I guess if the next block were discovered, and the couple of blocks after that, and the several after that were discovered by the same person, then in that time a resourceful hoarder could indeed record 'who traded what' according to their best interests.
It is true that miners can arbitrarily decide which transactions get included in a block, but there are few things to keep in mind:
1) Miners cannot forge or alter transactions; a transaction must be included exactly as it is, or else not at all.
2) Transactions that do not make it into the next block are still "remembered" by the network, and may be included in a future block. If one miner refuses to process certain transactions, this merely results in the transaction being delayed until a block is found by another miner who does decide to include the transaction.
3) Miners collect transaction fees. It is
always in a miner's "best interests" to include all fee-paying transactions no matter what, since including a transaction requires no more work than not including it.
Who controls the past controls the future even over 20 or 30 minutes with the way verification is structured. With high work requirements and demand, it's unlikely the same group/person would get the most recent blocks and corrupt them. A fix would be hard to come by with automatic acceptance of the newest blocks.
The newest blocks are
not automatically accepted. For a block to be accepted, it must meet the proof-of-work requirement and must not contain any invalid transactions. Additionally, if two conflicting blockchains are received, the one with which required the most work to produce is accepted, regardless of which one was received first.
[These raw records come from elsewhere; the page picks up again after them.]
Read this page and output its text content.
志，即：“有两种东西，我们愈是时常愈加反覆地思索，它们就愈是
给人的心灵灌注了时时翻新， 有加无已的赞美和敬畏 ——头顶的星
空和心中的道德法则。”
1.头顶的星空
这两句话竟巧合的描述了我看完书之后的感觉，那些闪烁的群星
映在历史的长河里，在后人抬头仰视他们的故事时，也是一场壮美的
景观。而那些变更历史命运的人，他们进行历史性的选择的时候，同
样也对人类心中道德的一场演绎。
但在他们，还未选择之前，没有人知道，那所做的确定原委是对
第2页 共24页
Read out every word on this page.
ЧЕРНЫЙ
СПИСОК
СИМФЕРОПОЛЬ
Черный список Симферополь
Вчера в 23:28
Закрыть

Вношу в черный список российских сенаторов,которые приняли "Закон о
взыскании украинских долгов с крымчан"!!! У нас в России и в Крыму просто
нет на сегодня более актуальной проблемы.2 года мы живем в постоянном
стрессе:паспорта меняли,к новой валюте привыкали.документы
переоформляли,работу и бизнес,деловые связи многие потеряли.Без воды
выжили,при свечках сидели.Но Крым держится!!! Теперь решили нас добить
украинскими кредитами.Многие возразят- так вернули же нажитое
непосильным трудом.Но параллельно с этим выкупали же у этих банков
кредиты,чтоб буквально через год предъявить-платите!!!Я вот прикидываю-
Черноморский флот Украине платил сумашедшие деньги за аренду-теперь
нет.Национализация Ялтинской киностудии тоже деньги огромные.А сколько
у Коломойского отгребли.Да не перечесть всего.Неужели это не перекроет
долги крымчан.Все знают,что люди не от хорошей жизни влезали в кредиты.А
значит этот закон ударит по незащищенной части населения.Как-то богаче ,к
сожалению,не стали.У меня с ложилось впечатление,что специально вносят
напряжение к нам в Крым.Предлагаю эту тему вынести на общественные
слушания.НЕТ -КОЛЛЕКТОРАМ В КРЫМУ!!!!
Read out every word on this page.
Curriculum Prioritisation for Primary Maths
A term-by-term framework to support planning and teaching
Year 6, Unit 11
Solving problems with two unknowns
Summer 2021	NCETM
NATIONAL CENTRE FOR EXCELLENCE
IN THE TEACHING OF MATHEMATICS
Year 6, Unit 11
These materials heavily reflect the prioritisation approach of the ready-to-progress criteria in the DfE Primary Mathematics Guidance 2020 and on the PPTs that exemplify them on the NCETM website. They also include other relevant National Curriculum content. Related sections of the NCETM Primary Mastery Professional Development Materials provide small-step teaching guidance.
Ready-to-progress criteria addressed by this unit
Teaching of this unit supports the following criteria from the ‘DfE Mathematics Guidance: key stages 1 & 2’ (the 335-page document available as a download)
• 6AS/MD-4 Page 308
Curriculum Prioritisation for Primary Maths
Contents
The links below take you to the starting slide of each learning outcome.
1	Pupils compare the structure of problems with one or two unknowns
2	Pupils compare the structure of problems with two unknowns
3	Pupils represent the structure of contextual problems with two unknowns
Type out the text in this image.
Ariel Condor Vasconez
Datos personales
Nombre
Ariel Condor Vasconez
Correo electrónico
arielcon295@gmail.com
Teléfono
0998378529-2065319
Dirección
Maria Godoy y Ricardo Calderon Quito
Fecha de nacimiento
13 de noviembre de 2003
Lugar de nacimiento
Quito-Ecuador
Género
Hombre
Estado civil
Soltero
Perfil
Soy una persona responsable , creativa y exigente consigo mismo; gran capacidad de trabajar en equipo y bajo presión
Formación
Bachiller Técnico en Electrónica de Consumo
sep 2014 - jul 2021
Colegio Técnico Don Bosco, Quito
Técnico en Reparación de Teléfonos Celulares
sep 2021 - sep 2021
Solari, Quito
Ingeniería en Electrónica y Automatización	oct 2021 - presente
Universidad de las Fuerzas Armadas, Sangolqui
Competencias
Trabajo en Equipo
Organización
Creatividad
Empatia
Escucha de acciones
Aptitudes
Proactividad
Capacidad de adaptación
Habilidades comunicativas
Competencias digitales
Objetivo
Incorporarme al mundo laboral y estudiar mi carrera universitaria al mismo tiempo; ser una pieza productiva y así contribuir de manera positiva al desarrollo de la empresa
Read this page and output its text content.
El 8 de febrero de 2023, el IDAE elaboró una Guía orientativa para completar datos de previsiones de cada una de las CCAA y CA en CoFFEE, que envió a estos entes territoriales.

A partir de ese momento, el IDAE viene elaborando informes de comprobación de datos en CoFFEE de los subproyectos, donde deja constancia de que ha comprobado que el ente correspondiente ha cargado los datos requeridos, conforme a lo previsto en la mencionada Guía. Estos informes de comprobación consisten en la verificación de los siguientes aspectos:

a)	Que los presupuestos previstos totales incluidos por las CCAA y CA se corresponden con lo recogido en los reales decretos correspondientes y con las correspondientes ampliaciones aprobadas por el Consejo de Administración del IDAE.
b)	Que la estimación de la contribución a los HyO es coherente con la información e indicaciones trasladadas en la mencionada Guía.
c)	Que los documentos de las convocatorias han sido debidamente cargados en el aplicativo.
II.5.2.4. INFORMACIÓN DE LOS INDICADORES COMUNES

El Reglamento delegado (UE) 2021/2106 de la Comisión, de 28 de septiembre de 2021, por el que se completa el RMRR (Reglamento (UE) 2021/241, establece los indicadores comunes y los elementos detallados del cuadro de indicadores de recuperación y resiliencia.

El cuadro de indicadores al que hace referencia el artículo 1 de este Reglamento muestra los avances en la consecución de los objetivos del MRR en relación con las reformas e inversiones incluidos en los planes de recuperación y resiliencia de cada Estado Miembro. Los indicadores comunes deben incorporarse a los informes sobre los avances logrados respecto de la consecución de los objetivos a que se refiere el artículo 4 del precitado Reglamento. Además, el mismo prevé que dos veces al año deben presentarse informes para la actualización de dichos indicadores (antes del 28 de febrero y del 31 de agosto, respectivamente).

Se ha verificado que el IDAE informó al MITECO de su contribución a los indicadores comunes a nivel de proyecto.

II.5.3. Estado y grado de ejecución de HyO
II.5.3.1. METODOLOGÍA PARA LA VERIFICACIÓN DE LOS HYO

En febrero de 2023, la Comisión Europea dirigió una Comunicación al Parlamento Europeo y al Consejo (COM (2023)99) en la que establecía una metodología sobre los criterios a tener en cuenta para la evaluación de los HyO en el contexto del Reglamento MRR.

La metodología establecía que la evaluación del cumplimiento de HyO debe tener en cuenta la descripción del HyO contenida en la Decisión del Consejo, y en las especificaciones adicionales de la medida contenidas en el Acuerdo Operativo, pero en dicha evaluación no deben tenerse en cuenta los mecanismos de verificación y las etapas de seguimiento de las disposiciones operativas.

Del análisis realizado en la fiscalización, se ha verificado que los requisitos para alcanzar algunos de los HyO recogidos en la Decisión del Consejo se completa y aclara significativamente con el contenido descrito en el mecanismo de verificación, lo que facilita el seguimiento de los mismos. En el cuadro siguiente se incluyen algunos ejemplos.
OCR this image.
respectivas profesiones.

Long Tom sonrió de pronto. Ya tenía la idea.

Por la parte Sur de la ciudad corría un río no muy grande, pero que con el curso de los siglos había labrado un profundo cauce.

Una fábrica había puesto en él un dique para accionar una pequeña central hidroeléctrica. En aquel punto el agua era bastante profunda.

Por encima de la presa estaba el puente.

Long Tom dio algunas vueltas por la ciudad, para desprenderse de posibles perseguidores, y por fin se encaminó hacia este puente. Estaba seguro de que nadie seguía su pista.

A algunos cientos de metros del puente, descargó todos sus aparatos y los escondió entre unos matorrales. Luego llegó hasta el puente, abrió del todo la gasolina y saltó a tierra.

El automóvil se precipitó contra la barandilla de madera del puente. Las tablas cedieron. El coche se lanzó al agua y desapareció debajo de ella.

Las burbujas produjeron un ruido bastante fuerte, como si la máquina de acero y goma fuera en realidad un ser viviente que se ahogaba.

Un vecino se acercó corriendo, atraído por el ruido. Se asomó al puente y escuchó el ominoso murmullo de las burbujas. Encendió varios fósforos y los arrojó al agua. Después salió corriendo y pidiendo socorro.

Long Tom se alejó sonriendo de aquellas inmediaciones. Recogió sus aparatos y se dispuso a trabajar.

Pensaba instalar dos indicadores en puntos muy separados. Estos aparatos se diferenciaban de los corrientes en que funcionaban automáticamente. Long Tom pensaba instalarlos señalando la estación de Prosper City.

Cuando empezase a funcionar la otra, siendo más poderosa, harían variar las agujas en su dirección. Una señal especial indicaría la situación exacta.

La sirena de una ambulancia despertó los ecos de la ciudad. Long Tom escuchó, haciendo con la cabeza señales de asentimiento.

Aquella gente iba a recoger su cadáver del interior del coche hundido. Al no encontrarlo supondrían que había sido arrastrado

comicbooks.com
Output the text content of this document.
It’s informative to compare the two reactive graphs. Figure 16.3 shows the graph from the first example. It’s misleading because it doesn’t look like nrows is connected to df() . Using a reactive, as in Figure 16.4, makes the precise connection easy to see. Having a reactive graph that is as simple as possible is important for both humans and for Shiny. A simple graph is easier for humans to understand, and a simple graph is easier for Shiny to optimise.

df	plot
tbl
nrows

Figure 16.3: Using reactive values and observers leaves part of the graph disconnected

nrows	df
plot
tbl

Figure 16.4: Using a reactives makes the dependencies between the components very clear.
I was thinking that with anything like a basis or alternative, the scenario could be averted because blocks would not be awesomely fungible. Maybe having something like a shared recognition of all blocks within the same time period (right after creation) would lessen the chance that corrupted blocks get the sort of system-shock acceptance seems possible.
Blocks are not fungible. Each is unique and impossible to forge. Any kind of "shared recognition" of blocks produced at the same time is impossible since the two blocks will contain different transactions (at the very least, the block reward will be paid to different addresses).